Era una buena pregunta para la que Elizabeth no tenía repuesta, así que se limitó a decir algo inconexo sobre la necesidad de un cambio en su vida.
–Hable más alto –le exigió Andreas–. No la oigo.
–¡Es que me está poniendo nerviosa!
–Me alegro. Me gusta la gente con nervio. Ahora hable claramente y diga por qué quiere el puesto.
–Me gusta cuidar de la gente –Elizabeth lo miró titubeante. Él frunció el ceño y apartó de su mente la idea de que tenía los ojos verdes más puros y diáfanos que había visto en toda su vida–. Cuidé de mi madre los dos años previos a su muerte y, en lugar de una carga, lo viví como una experiencia valiosa. Creo que nuestros mayores se merecen que les atendamos.
–¿Y por qué no se hizo enfermera?
La mirada fija de Andreas perturbaba a Elizabeth, impidiéndole proyectar la imagen de seguridad que la situación requería.
–¡Vamos, señorita Jones! –se impacientó Andreas–. Esto es un entrevista y apenas es capaz de hilvanar una respuesta coherente. ¿Cómo voy a creerla capaz de ocuparse de mi padrino, un hombre inteligente y extremadamente capaz a pesar de estar reducido a una silla de ruedas? ¿Cómo va a convencerme de que puede tratar con él, supervisar su comida y animarle a hacer ejercicio a diario? ¿No se da cuenta de que necesito alguien con personalidad, que no se deje manipular? ¿No entiende que probablemente haya sido su actitud de ratoncito desvalido lo que le ha convencido de que es su candidata ideal?

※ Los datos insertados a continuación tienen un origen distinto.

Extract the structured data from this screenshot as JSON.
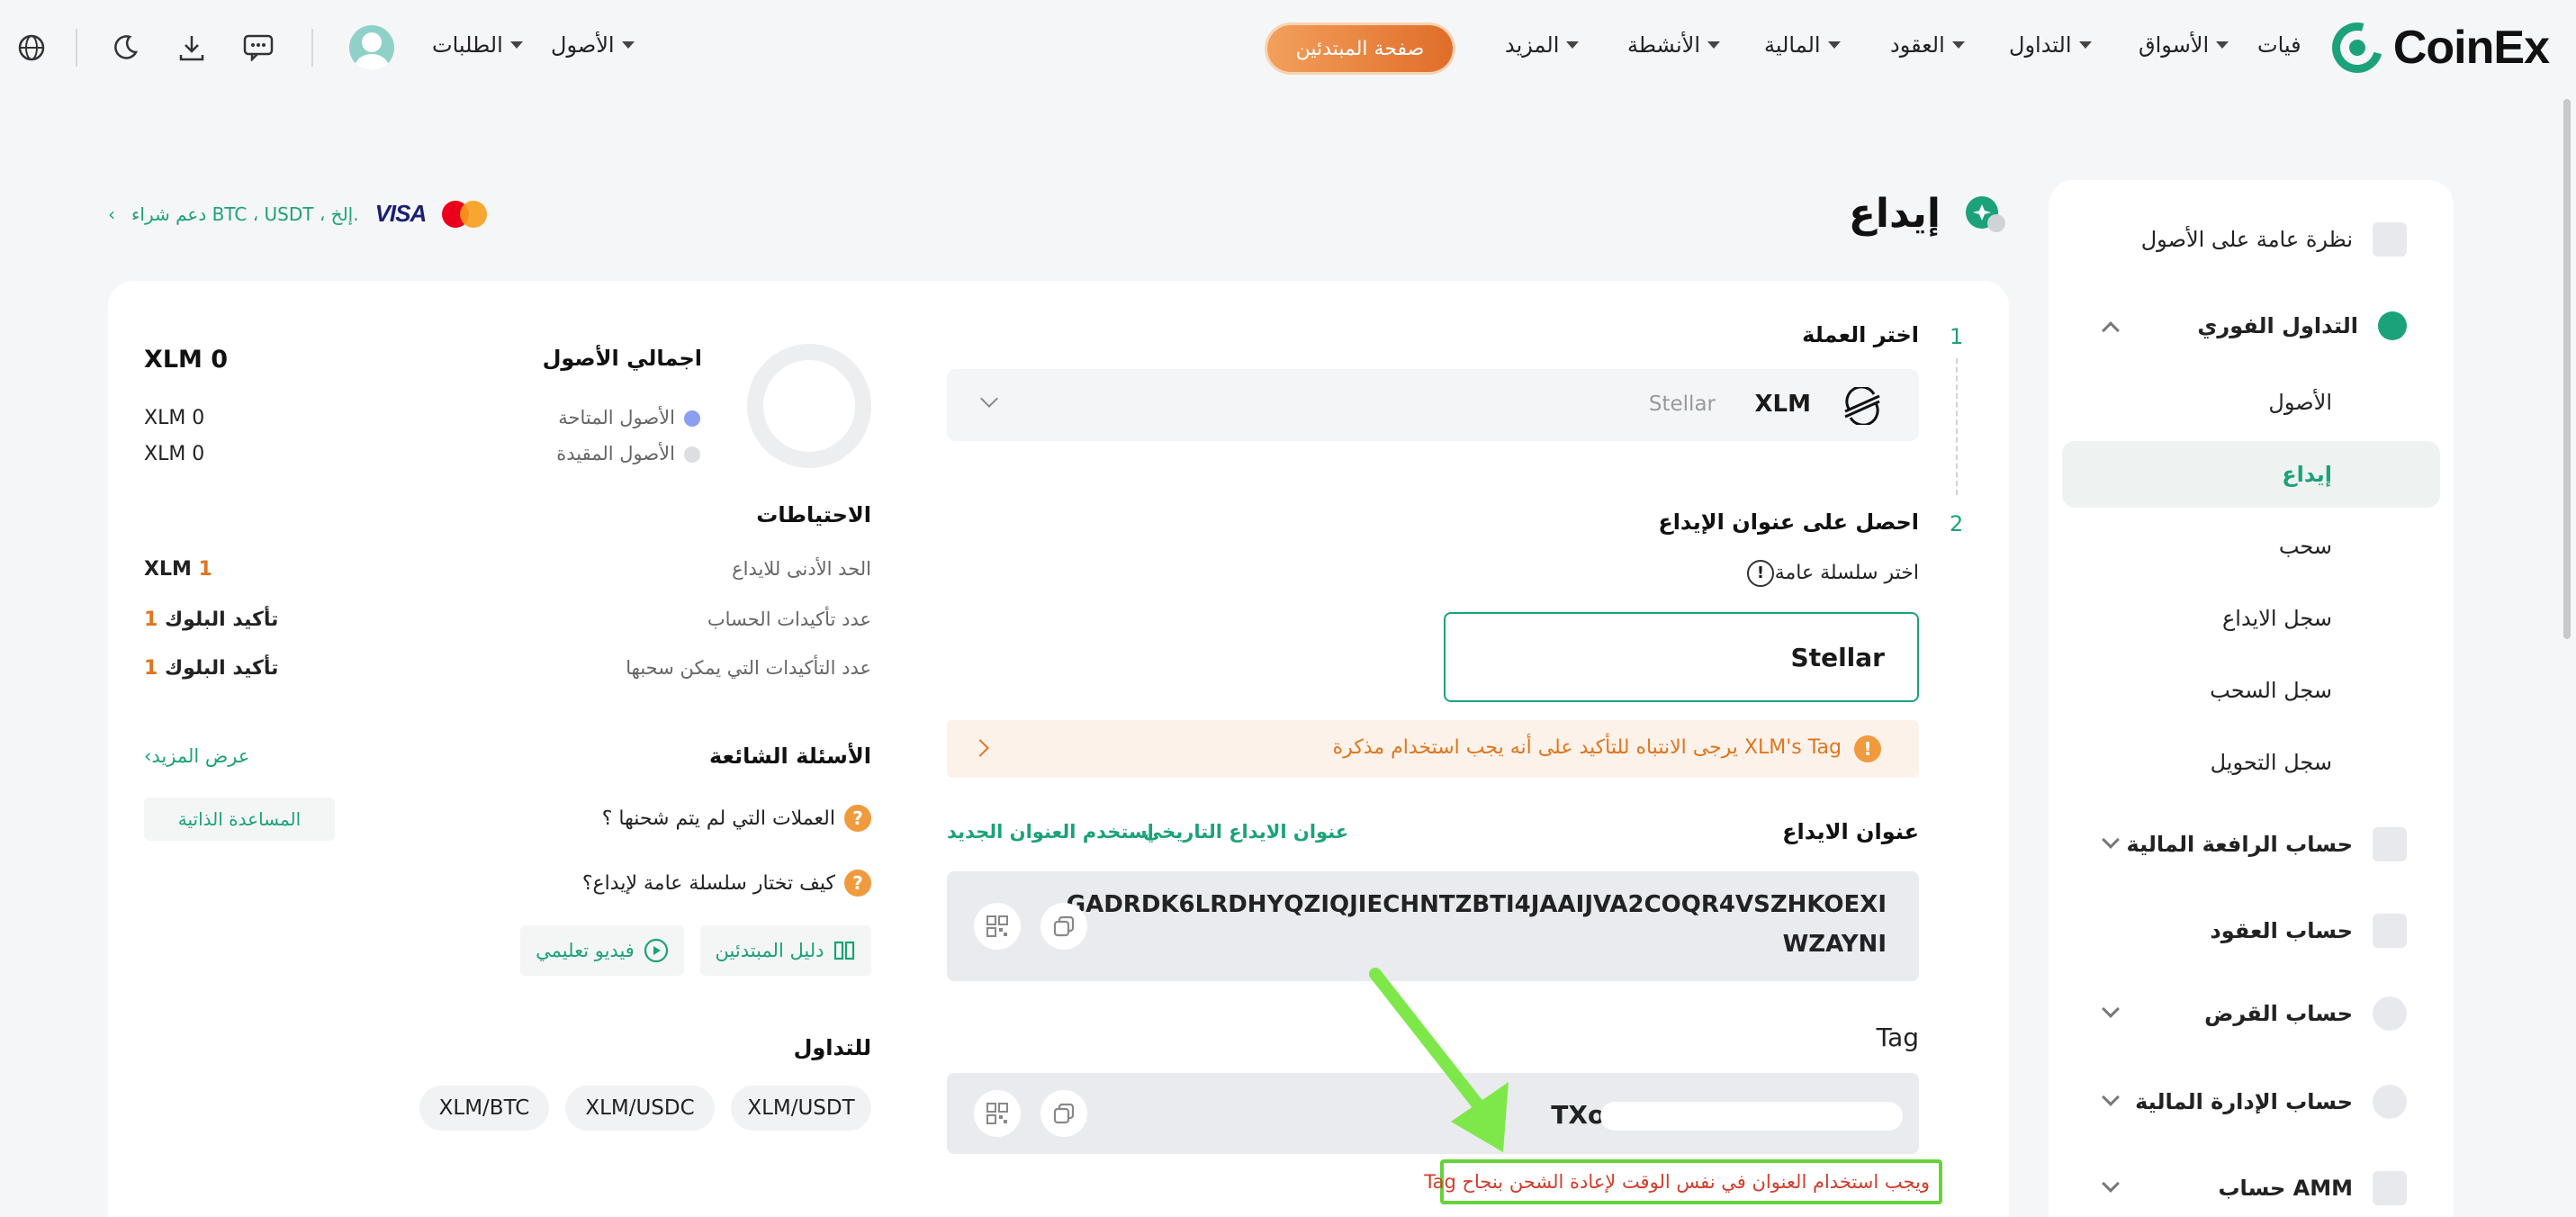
{
  "header": {
    "brand": "CoinEx",
    "nav": {
      "fiat": "فيات",
      "markets": "الأسواق",
      "trade": "التداول",
      "contracts": "العقود",
      "finance": "المالية",
      "activities": "الأنشطة",
      "more": "المزيد",
      "assets": "الأصول",
      "orders": "الطلبات"
    },
    "beginner_button": "صفحة المبتدئين"
  },
  "sidebar": {
    "overview": "نظرة عامة على الأصول",
    "spot": "التداول الفوري",
    "spot_items": [
      "الأصول",
      "إيداع",
      "سحب",
      "سجل الايداع",
      "سجل السحب",
      "سجل التحويل"
    ],
    "active_item": "إيداع",
    "margin": "حساب الرافعة المالية",
    "futures": "حساب العقود",
    "loan": "حساب القرض",
    "wealth": "حساب الإدارة المالية",
    "amm": "حساب AMM"
  },
  "page": {
    "title": "إيداع",
    "crumb_brand_visa": "VISA",
    "crumb_mastercard": "MasterCard",
    "crumb_text": "دعم شراء BTC ، USDT ، إلخ."
  },
  "deposit": {
    "step1_num": "1",
    "step1_title": "اختر العملة",
    "coin_symbol": "XLM",
    "coin_name": "Stellar",
    "step2_num": "2",
    "step2_title": "احصل على عنوان الإيداع",
    "chain_label": "اختر سلسلة عامة",
    "chain_value": "Stellar",
    "warning": "يرجى الانتباه للتأكيد على أنه يجب استخدام مذكرة XLM's Tag",
    "address_label": "عنوان الايداع",
    "history_link": "عنوان الايداع التاريخي",
    "new_link": "استخدم العنوان الجديد",
    "address_line1": "GADRDK6LRDHYQZIQJIECHNTZBTI4JAAIJVA2COQR4VSZHKOEXI",
    "address_line2": "WZAYNI",
    "tag_label": "Tag",
    "tag_value": "TXo(",
    "tag_note": "Tag ويجب استخدام العنوان في نفس الوقت لإعادة الشحن بنجاح"
  },
  "summary": {
    "total_label": "اجمالي الأصول",
    "total_value": "XLM 0",
    "available_label": "الأصول المتاحة",
    "available_value": "XLM 0",
    "frozen_label": "الأصول المقيدة",
    "frozen_value": "XLM 0",
    "reserves_title": "الاحتياطات",
    "min_deposit_label": "الحد الأدنى للايداع",
    "min_deposit_num": "1",
    "min_deposit_unit": "XLM",
    "account_conf_label": "عدد تأكيدات الحساب",
    "account_conf_num": "1",
    "account_conf_unit": "تأكيد البلوك",
    "withdraw_conf_label": "عدد التأكيدات التي يمكن سحبها",
    "withdraw_conf_num": "1",
    "withdraw_conf_unit": "تأكيد البلوك",
    "faq_title": "الأسئلة الشائعة",
    "view_more": "عرض المزيد",
    "self_help": "المساعدة الذاتية",
    "faq1": "العملات التي لم يتم شحنها ؟",
    "faq2": "كيف تختار سلسلة عامة لإيداع؟",
    "guide_button": "دليل المبتدئين",
    "video_button": "فيديو تعليمي",
    "trade_title": "للتداول",
    "pairs": [
      "XLM/USDT",
      "XLM/USDC",
      "XLM/BTC"
    ]
  },
  "colors": {
    "brand": "#1ba27a",
    "warning": "#e0761f",
    "note_border": "#66d33a",
    "arrow": "#7ee84a"
  }
}
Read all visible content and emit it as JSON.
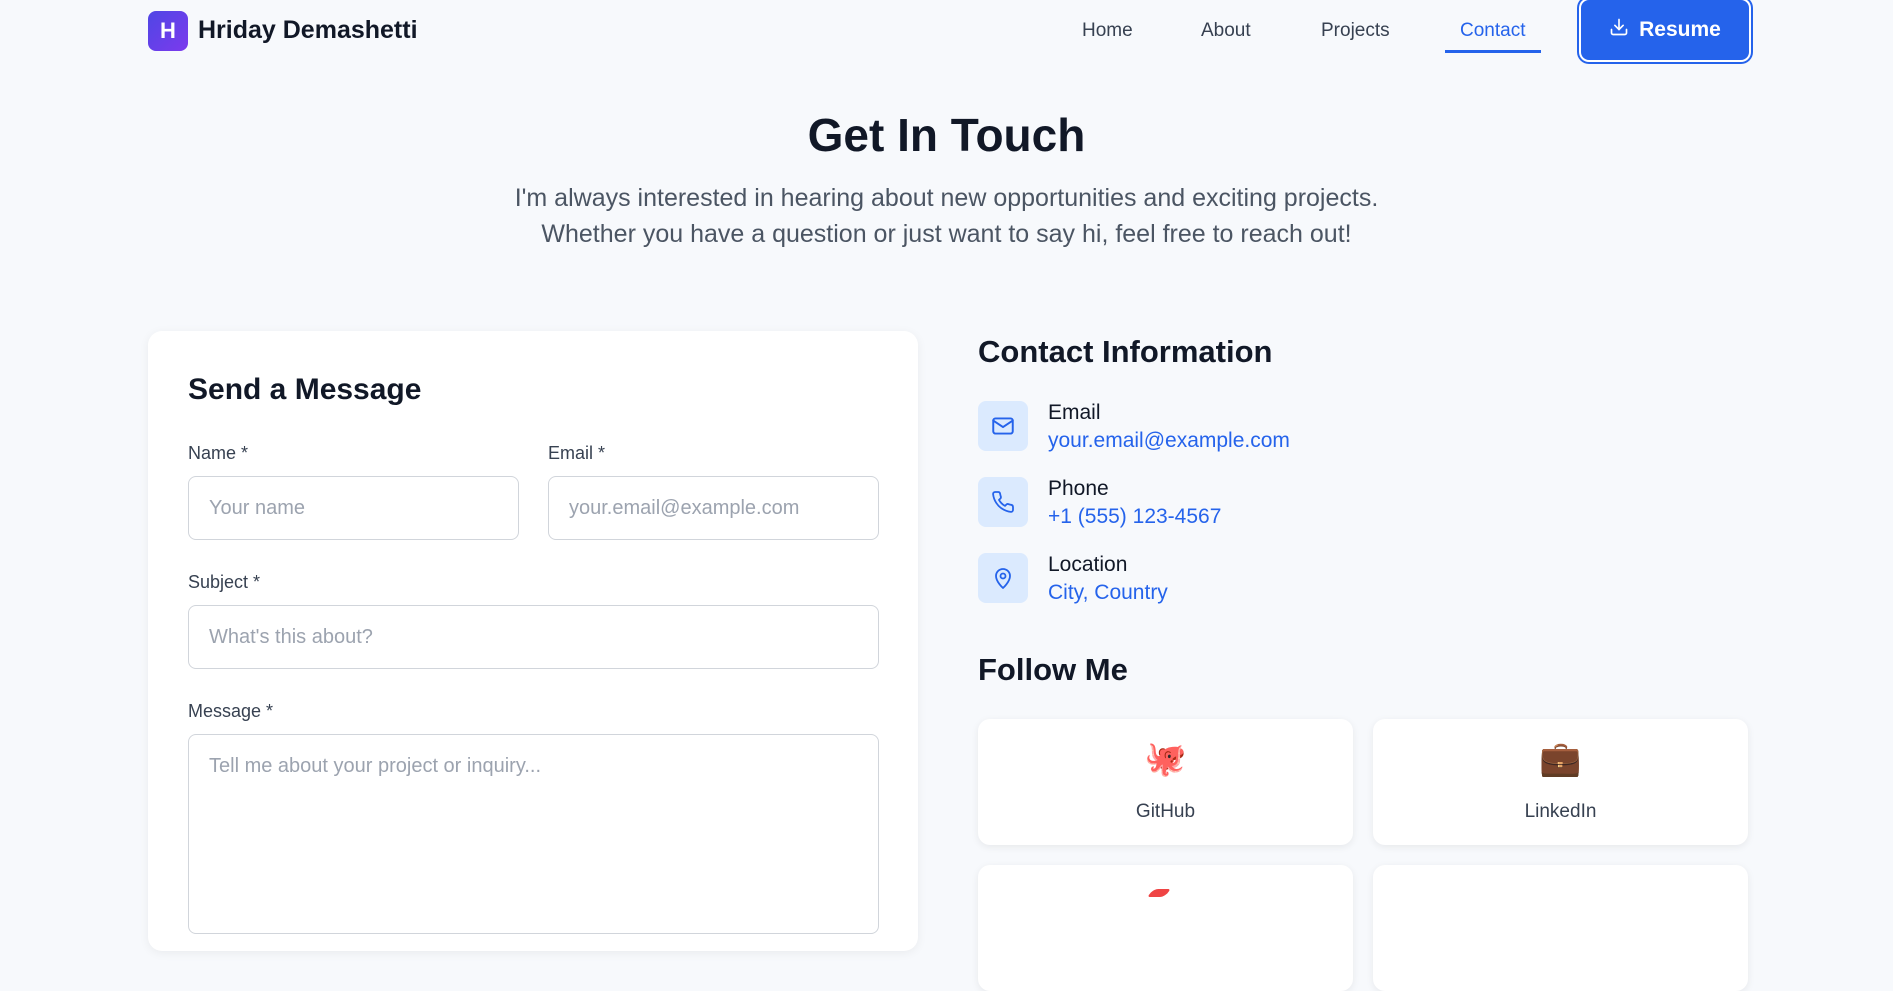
{
  "header": {
    "logo_letter": "H",
    "brand": "Hriday Demashetti",
    "nav": {
      "home": "Home",
      "about": "About",
      "projects": "Projects",
      "contact": "Contact"
    },
    "active_nav": "Contact",
    "resume_label": "Resume"
  },
  "hero": {
    "title": "Get In Touch",
    "subtitle_line1": "I'm always interested in hearing about new opportunities and exciting projects.",
    "subtitle_line2": "Whether you have a question or just want to say hi, feel free to reach out!"
  },
  "form": {
    "title": "Send a Message",
    "name_label": "Name *",
    "name_placeholder": "Your name",
    "email_label": "Email *",
    "email_placeholder": "your.email@example.com",
    "subject_label": "Subject *",
    "subject_placeholder": "What's this about?",
    "message_label": "Message *",
    "message_placeholder": "Tell me about your project or inquiry..."
  },
  "contact_info": {
    "title": "Contact Information",
    "items": [
      {
        "label": "Email",
        "value": "your.email@example.com",
        "icon": "mail-icon"
      },
      {
        "label": "Phone",
        "value": "+1 (555) 123-4567",
        "icon": "phone-icon"
      },
      {
        "label": "Location",
        "value": "City, Country",
        "icon": "map-pin-icon"
      }
    ]
  },
  "follow": {
    "title": "Follow Me",
    "items": [
      {
        "label": "GitHub",
        "emoji": "🐙",
        "icon": "octopus-icon"
      },
      {
        "label": "LinkedIn",
        "emoji": "💼",
        "icon": "briefcase-icon"
      }
    ]
  },
  "colors": {
    "accent": "#2563eb",
    "icon_bg": "#dbeafe",
    "page_bg": "#f7f9fc"
  }
}
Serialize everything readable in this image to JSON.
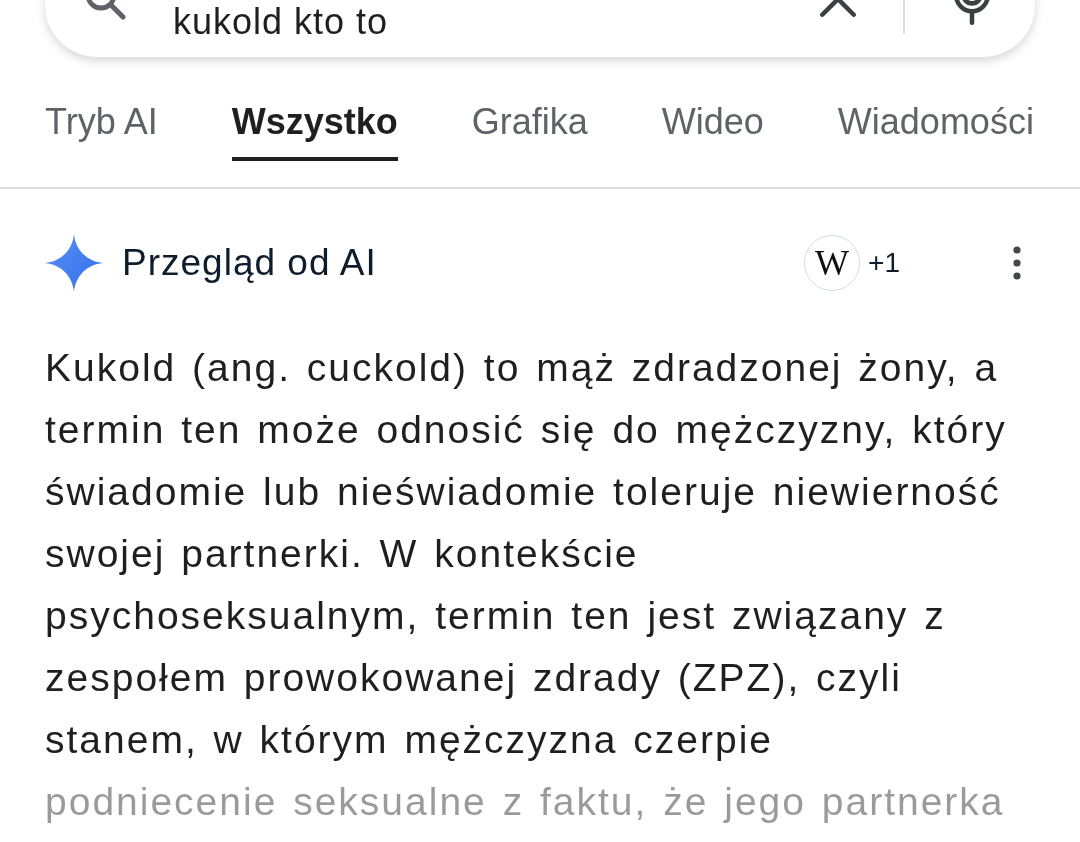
{
  "search": {
    "value": "kukold kto to"
  },
  "tabs": [
    {
      "label": "Tryb AI",
      "selected": false
    },
    {
      "label": "Wszystko",
      "selected": true
    },
    {
      "label": "Grafika",
      "selected": false
    },
    {
      "label": "Wideo",
      "selected": false
    },
    {
      "label": "Wiadomości",
      "selected": false
    }
  ],
  "ai_overview": {
    "title": "Przegląd od AI",
    "sources": {
      "logo_text": "W",
      "count": "+1"
    },
    "text": "Kukold (ang. cuckold) to mąż zdradzonej żony, a termin ten może odnosić się do mężczyzny, który świadomie lub nieświadomie toleruje niewierność swojej partnerki. W kontekście psychoseksualnym, termin ten jest związany z zespołem prowokowanej zdrady (ZPZ), czyli stanem, w którym mężczyzna czerpie podniecenie seksualne z faktu, że jego partnerka"
  }
}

A Elizabeth le indignó la ofensiva comparación. Pero antes de que pudiera defenderse, Andreas continuó:
–Puede que a James le haya seducido con su aire de inocencia, pero a mí no. Desde mi punto de vista, no es más que una cazafortunas en potencia.
–¡No tiene derecho a acusarme de...!
–Claro que lo tengo. Cuido del bienestar de mi padrino, y no estoy dispuesto a confiárselo a una desconocida que sólo puede proporcionarme su nombre y una estudiada habilidad para sonrojarse.
Elizabeth se puso en pie con toda la dignidad de que fue capaz.
–No tengo por qué consentir que me insulte. No me interesa el dinero de su padrino. Estoy segura de que ha entrevistado a muchas personas cualificadas, pero si el señor Greystone quiere darme una oportunidad, también debería dármela usted.
–¿Y si no es así?
Elizabeth no supo qué responder. Tras la muerte de su madre había solicitado una baja temporal durante la que había planeado ir a visitar a James Greystone. Pero al descubrir que necesitaba alguien que cuidara de él y presentarse la oportunidad de ser ella misma, no podía soportar la idea de perderla.
–No lo sé –dijo, encorvándose en un gesto de abatimiento.
–¿Cómo murió su madre? Debía de ser relativamente joven.
El cambio de tema desconcertó a Elizabeth. Tras una pausa, explicó que había fallecido a causa de un cáncer. Para cuando acabó su historia, notó que los ojos se humedecían y buscó un pañuelo en el bolso, pero Andreas se adelantó, poniéndole uno en la mano.
–Lo siento –balbuceó–. Estábamos muy unidas. No tengo hermanos y mi madre... era adoptada.
Andreas fue hacia la ventana y Elizabeth le agradeció mentalmente que no hiciera ningún vacío comentario de condolencia.